Ей понравилась даже не столько сама история — Хедли половины слов не понимала и часто терялась в завитушках длинных предложений, — ей хватало папиного негромкого голоса, забавно менявшегося в зависимости от персонажа, и она очень гордилась, что папа позволил ей переворачивать страницы. Так они читали по часу каждый вечер после ужина. Иногда мама заглядывала в кабинет с посудным полотенцем в руке и слушала, чуть заметно улыбаясь, но чаще они сидели только вдвоем.
Когда Хедли подросла и смогла уже читать сама, они все равно вместе одолевали классику. «Анна Каренина» и «Гордость и предубеждение», потом «Гроздья гнева» — своего рода кругосветное путешествие, оставлявшее на книжных полках дырки, как от выпавших зубов.
Позже, когда стало ясно, что тренировки футбольной команды и болтовня по телефону для Хедли оказались намного интереснее, чем Джейн Остен и Уолт Уитмен, час превратился в полчаса, затем они стали читать не каждый вечер, а через один. Только все это было уже не важно. Истории, рассказанные в книгах, стали частью Хедли; они словно усвоились ее организмом, как хорошая еда, и расцвели пышным цветом. Они значили не меньше, чем другие черты, доставшиеся ей от отца, — голубые глаза, соломенно‑желтые волосы и россыпь веснушек на носу.
Папа часто приносил ей книги — дарил на Рождество и на день рождения или вовсе без повода. Среди них попадались роскошные ранние издания с золотым обрезом и растрепанные книжки в бумажных обложках, купленные с лотка за пару долларов. Мама только руками всплескивала, особенно если видела новый экземпляр книги, уже имевшийся на полках в кабинете.

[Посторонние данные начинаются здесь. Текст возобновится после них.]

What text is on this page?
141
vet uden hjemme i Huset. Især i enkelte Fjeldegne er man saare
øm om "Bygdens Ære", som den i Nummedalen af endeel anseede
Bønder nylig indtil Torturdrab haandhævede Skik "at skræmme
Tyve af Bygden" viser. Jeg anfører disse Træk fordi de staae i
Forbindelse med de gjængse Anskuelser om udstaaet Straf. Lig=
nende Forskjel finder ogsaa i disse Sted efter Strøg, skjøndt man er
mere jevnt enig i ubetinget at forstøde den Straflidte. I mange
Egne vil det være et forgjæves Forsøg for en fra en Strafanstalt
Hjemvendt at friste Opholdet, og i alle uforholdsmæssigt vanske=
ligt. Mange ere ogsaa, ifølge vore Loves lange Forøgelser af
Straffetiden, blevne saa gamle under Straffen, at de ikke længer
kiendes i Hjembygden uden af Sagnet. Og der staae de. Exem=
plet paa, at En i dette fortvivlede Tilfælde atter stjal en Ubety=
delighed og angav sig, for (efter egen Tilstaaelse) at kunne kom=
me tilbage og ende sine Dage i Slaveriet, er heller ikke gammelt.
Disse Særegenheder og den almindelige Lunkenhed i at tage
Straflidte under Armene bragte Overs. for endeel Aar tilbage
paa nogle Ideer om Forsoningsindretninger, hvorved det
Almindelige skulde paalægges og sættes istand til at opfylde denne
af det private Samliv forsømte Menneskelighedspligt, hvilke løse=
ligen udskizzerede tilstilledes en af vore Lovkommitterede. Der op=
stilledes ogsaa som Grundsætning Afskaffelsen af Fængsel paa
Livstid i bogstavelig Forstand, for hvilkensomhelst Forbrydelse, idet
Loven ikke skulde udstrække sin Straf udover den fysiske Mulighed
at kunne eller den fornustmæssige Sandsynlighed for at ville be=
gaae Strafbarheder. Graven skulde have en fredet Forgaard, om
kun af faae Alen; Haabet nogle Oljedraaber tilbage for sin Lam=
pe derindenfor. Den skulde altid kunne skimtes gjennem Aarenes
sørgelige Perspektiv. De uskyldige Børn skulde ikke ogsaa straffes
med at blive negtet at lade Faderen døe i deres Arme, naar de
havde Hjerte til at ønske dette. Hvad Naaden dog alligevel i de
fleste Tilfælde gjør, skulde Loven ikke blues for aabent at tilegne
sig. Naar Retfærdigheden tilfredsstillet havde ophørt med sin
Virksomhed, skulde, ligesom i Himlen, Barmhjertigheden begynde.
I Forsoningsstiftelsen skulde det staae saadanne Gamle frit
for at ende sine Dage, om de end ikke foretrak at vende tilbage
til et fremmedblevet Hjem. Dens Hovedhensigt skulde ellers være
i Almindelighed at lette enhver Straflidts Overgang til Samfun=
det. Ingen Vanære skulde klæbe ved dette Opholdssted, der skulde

— Еще один‑два словаря, и дом рухнет! — возмущалась она. — А ты дубли покупаешь!
А Хедли понимала папу. Он и не ждал, что дочка прочтет все. Может быть, когда‑нибудь… А сейчас важен был сам жест. Папа дарил ей самое важное, что было у него в жизни. По‑другому он не умел. Он — преподаватель литературы, словесник — любил книги и собирал для своей дочери библиотеку, как другой мог бы строить дом.
Поэтому ее так резануло, когда в Аспене он вручил ей потрепанный томик «Нашего общего друга». Слишком знакомо, слишком больно. И Хедли сделала то, что умела делать лучше всего: постаралась забыть о подарке.
А сейчас, в поезде, ползущем по туннелям глубоко под улицами Лондона, Хедли вдруг стало приятно, что у нее есть именно эта книга. Она давно уже не читала Диккенса — сначала были другие дела, более увлекательные, а потом, наверное, из своеобразного протеста папиному уходу.
Говорят, что чтение — это бегство от реальности, но для Хедли книга становилась спасательным тросом. Окружающий мир бледнел и отступал. Хедли уже не раздражали тычки чьих‑то локтей и кошелок, грызущая ногти женщина в безрукавке, двое подростков с ревущей в наушниках музыкой и бродяга, играющий на скрипке в дальнем конце вагона, — тихая мелодия едва пробивалась сквозь шум толпы. От стука колес голова ее гудела, но взгляд не отрывался от книги, скользя, словно фигурист, исполняющий вращение на льду. Теперь у нее был якорь.